Restent à élucider deux questions. Pourquoi les deux critiques de Milner ont-ils jugé bon de ne pas aborder, ne serait-ce que par allusion, l’hypotexte sexuel placé en filigrane par Spinoza dans son texte théologico-politique (et ce bien que Milner lui-même commente longuement l’équivalence spinozienne des deux marquages, sexuels l’un et l’autre) ?

Je ne vois qu’une seule explication possible à cet étrange silence. Ils n’ont pas non plus remarqué, semble-t-il, l’usage que fait J.-Cl. Milner de la fameuse formule de Tacite exploitée par Spinoza : odium generis humani, « la haine du genre humain », écrit l’historien romain – formule que Spinoza s’approprie selon ses deux traductions compossibles, celui de la haine censée ressentie par les Juifs pour les nations et celui de la haine par eux endurée. On a rempli des bibliothèques entières de savantes dissertations consacrées à l’interprétation la plus juste à donner au texte de Tacite. Mais personne de sensé ne doute que, pour Spinoza, la lecture malveillante aux Juifs allait de soi (comme, très probablement, pour Tacite) : c’est elle qui oriente clairement l’ensemble du Traité théologico-politique et en dicte même toute la perspective explicite et implicite.

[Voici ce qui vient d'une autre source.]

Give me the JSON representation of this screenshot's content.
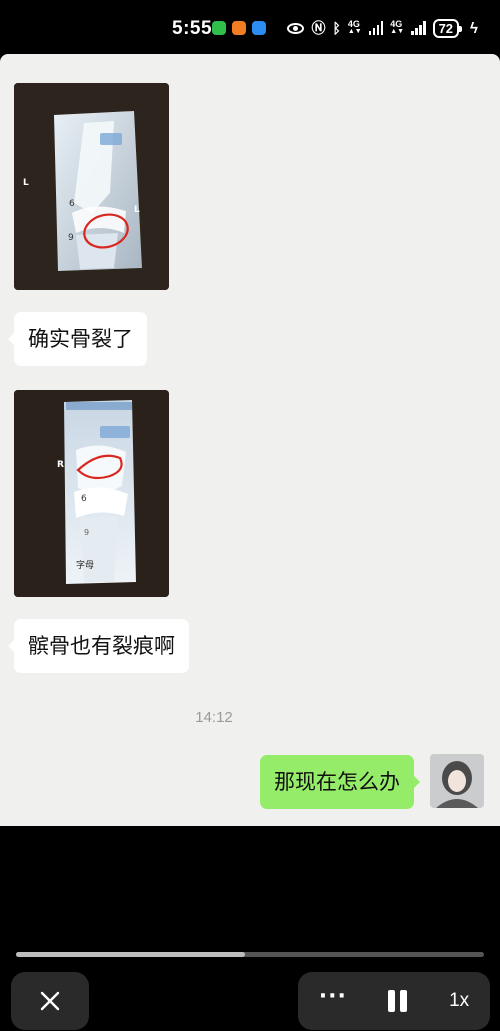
{
  "status_bar": {
    "time": "5:55",
    "network1": "4G",
    "network2": "4G",
    "battery": "72",
    "app_badges": [
      "wechat-icon",
      "camera-app-icon",
      "message-app-icon"
    ]
  },
  "chat": {
    "messages": [
      {
        "type": "image",
        "side": "left",
        "description_icon": "knee-xray-lateral-image",
        "labels": [
          "L",
          "6",
          "9",
          "L"
        ]
      },
      {
        "type": "text",
        "side": "left",
        "text": "确实骨裂了"
      },
      {
        "type": "image",
        "side": "left",
        "description_icon": "knee-xray-frontal-image",
        "labels": [
          "R",
          "6",
          "9",
          "字母"
        ]
      },
      {
        "type": "text",
        "side": "left",
        "text": "髌骨也有裂痕啊"
      },
      {
        "type": "text",
        "side": "right",
        "text": "那现在怎么办"
      }
    ],
    "timestamp": "14:12"
  },
  "player": {
    "progress": 0.49,
    "speed_label": "1x",
    "more_label": "···",
    "colors": {
      "progress_fill": "#bdbdbd",
      "progress_track": "#555555"
    }
  },
  "colors": {
    "self_bubble": "#95ec69",
    "other_bubble": "#ffffff",
    "chat_bg": "#f0f0ee"
  }
}
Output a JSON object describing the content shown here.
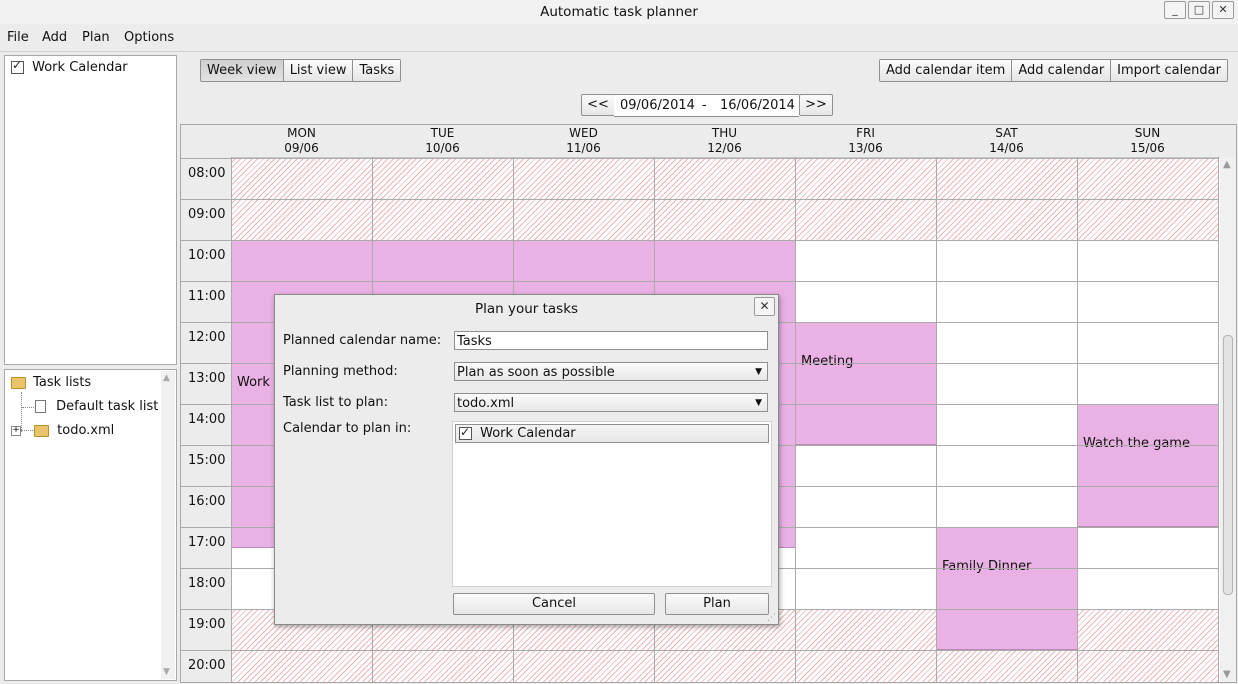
{
  "window": {
    "title": "Automatic task planner",
    "minimize": "_",
    "maximize": "□",
    "close": "✕"
  },
  "menu": [
    "File",
    "Add",
    "Plan",
    "Options"
  ],
  "calendars": [
    {
      "label": "Work Calendar",
      "checked": true
    }
  ],
  "task_tree": {
    "root": "Task lists",
    "children": [
      {
        "label": "Default task list"
      },
      {
        "label": "todo.xml",
        "expandable": true
      }
    ]
  },
  "view_tabs": [
    {
      "label": "Week view",
      "active": true
    },
    {
      "label": "List view"
    },
    {
      "label": "Tasks"
    }
  ],
  "actions": [
    "Add calendar item",
    "Add calendar",
    "Import calendar"
  ],
  "date_range": {
    "prev": "<<",
    "next": ">>",
    "start": "09/06/2014",
    "sep": "-",
    "end": "16/06/2014"
  },
  "days": [
    {
      "name": "MON",
      "date": "09/06"
    },
    {
      "name": "TUE",
      "date": "10/06"
    },
    {
      "name": "WED",
      "date": "11/06"
    },
    {
      "name": "THU",
      "date": "12/06"
    },
    {
      "name": "FRI",
      "date": "13/06"
    },
    {
      "name": "SAT",
      "date": "14/06"
    },
    {
      "name": "SUN",
      "date": "15/06"
    }
  ],
  "hours": [
    "08:00",
    "09:00",
    "10:00",
    "11:00",
    "12:00",
    "13:00",
    "14:00",
    "15:00",
    "16:00",
    "17:00",
    "18:00",
    "19:00",
    "20:00"
  ],
  "events": [
    {
      "title": "Work",
      "day": 0,
      "start": "09:00",
      "end": "16:30",
      "label_time": "12:30"
    },
    {
      "title": "",
      "day": 1,
      "start": "09:00",
      "end": "16:30"
    },
    {
      "title": "",
      "day": 2,
      "start": "09:00",
      "end": "16:30"
    },
    {
      "title": "",
      "day": 3,
      "start": "09:00",
      "end": "16:30"
    },
    {
      "title": "Meeting",
      "day": 4,
      "start": "11:00",
      "end": "14:00",
      "label_time": "12:00"
    },
    {
      "title": "Family Dinner",
      "day": 5,
      "start": "16:00",
      "end": "19:00",
      "label_time": "17:00"
    },
    {
      "title": "Watch the game",
      "day": 6,
      "start": "13:00",
      "end": "16:00",
      "label_time": "14:00"
    }
  ],
  "dialog": {
    "title": "Plan your tasks",
    "close": "✕",
    "fields": {
      "calendar_name_label": "Planned calendar name:",
      "calendar_name_value": "Tasks",
      "method_label": "Planning method:",
      "method_value": "Plan as soon as possible",
      "tasklist_label": "Task list to plan:",
      "tasklist_value": "todo.xml",
      "calendar_label": "Calendar to plan in:",
      "calendar_item": "Work Calendar"
    },
    "cancel": "Cancel",
    "plan": "Plan"
  },
  "colors": {
    "event": "#eab1e4",
    "hatch": "#e9b7b7"
  }
}
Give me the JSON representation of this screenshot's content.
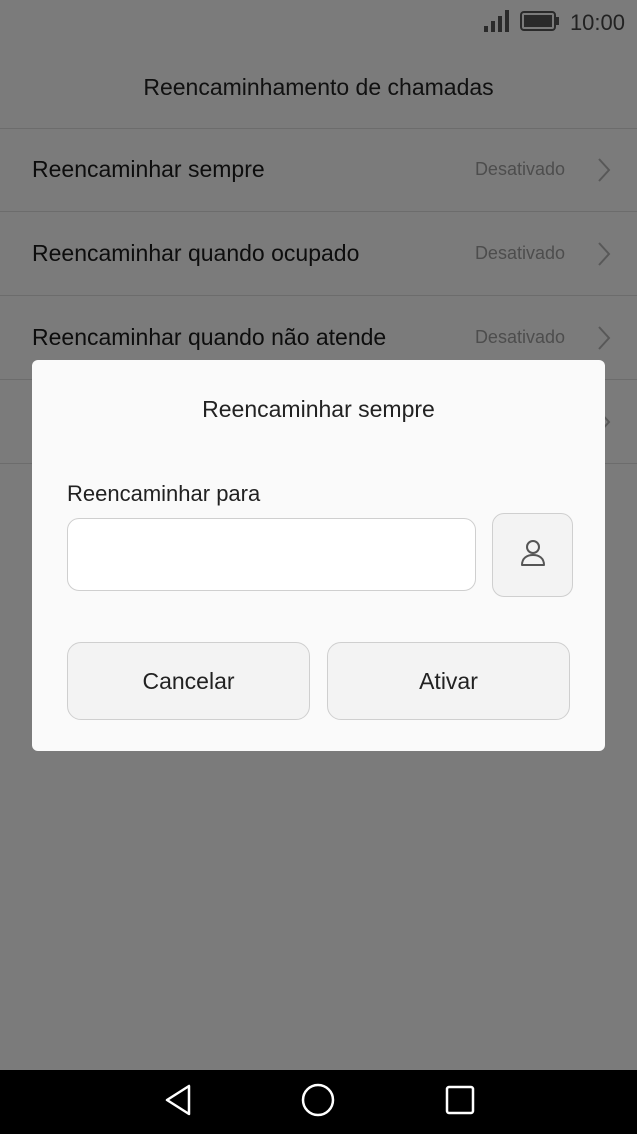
{
  "status_bar": {
    "time": "10:00",
    "signal_icon": "signal-bars-icon",
    "battery_icon": "battery-full-icon"
  },
  "header": {
    "title": "Reencaminhamento de chamadas"
  },
  "list": {
    "items": [
      {
        "label": "Reencaminhar sempre",
        "value": "Desativado"
      },
      {
        "label": "Reencaminhar quando ocupado",
        "value": "Desativado"
      },
      {
        "label": "Reencaminhar quando não atende",
        "value": "Desativado"
      },
      {
        "label": "",
        "value": ""
      }
    ],
    "chevron_icon": "chevron-right-icon"
  },
  "dialog": {
    "title": "Reencaminhar sempre",
    "field_label": "Reencaminhar para",
    "field_value": "",
    "field_placeholder": "",
    "contact_icon": "contact-person-icon",
    "cancel_label": "Cancelar",
    "activate_label": "Ativar"
  },
  "nav_bar": {
    "back_icon": "back-triangle-icon",
    "home_icon": "home-circle-icon",
    "recents_icon": "recents-square-icon"
  },
  "colors": {
    "background": "#f7f7f7",
    "dialog": "#fafafa",
    "nav_bar": "#000000",
    "secondary_text": "#9a9a9a"
  }
}
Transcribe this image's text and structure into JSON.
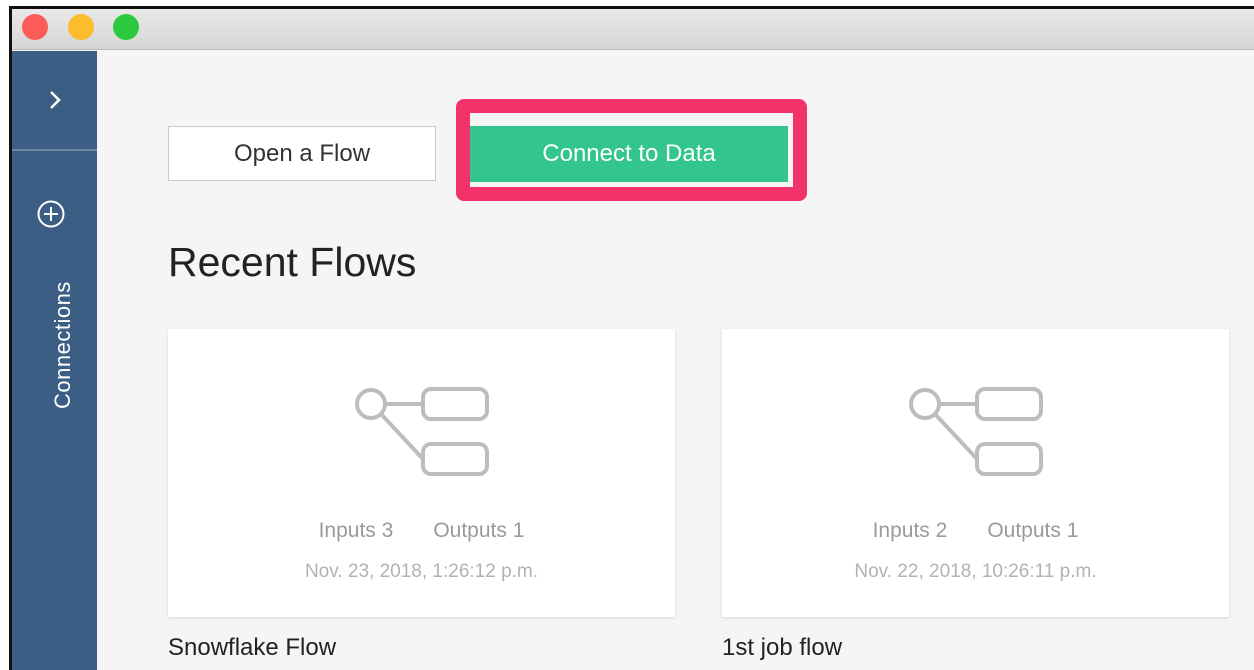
{
  "sidebar": {
    "expand_icon": "chevron-right-icon",
    "add_icon": "plus-circle-icon",
    "connections_label": "Connections"
  },
  "actions": {
    "open_flow_label": "Open a Flow",
    "connect_label": "Connect to Data"
  },
  "recent": {
    "title": "Recent Flows",
    "flows": [
      {
        "name": "Snowflake Flow",
        "inputs": "Inputs 3",
        "outputs": "Outputs 1",
        "date": "Nov. 23, 2018, 1:26:12 p.m."
      },
      {
        "name": "1st job flow",
        "inputs": "Inputs 2",
        "outputs": "Outputs 1",
        "date": "Nov. 22, 2018, 10:26:11 p.m."
      }
    ]
  },
  "colors": {
    "sidebar": "#3c5e84",
    "connect_button": "#33c58e",
    "highlight": "#f2336b"
  }
}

D’où ma question : pourquoi Jean-Claude Milner passe-t-il sous silence la judéophobie massive du texte de Tacite et le transfert de cet affect antijudaïque dans l’argumentation de Spinoza ? Car l’essai de Milner ne progresse dans sa propre argumentation, son « libre raisonnement », que d’admettre du tout au tout – oui, de valider et de faire jouer l’argument judéophobe de Tacite repris tel quel par Spinoza (« les Juifs sont haïs parce qu’ils ont haï »).

Après ces deux questions, une certitude, celle qui en découle. Milner vient d’atteindre, donc de franchir, une ligne de non-retour.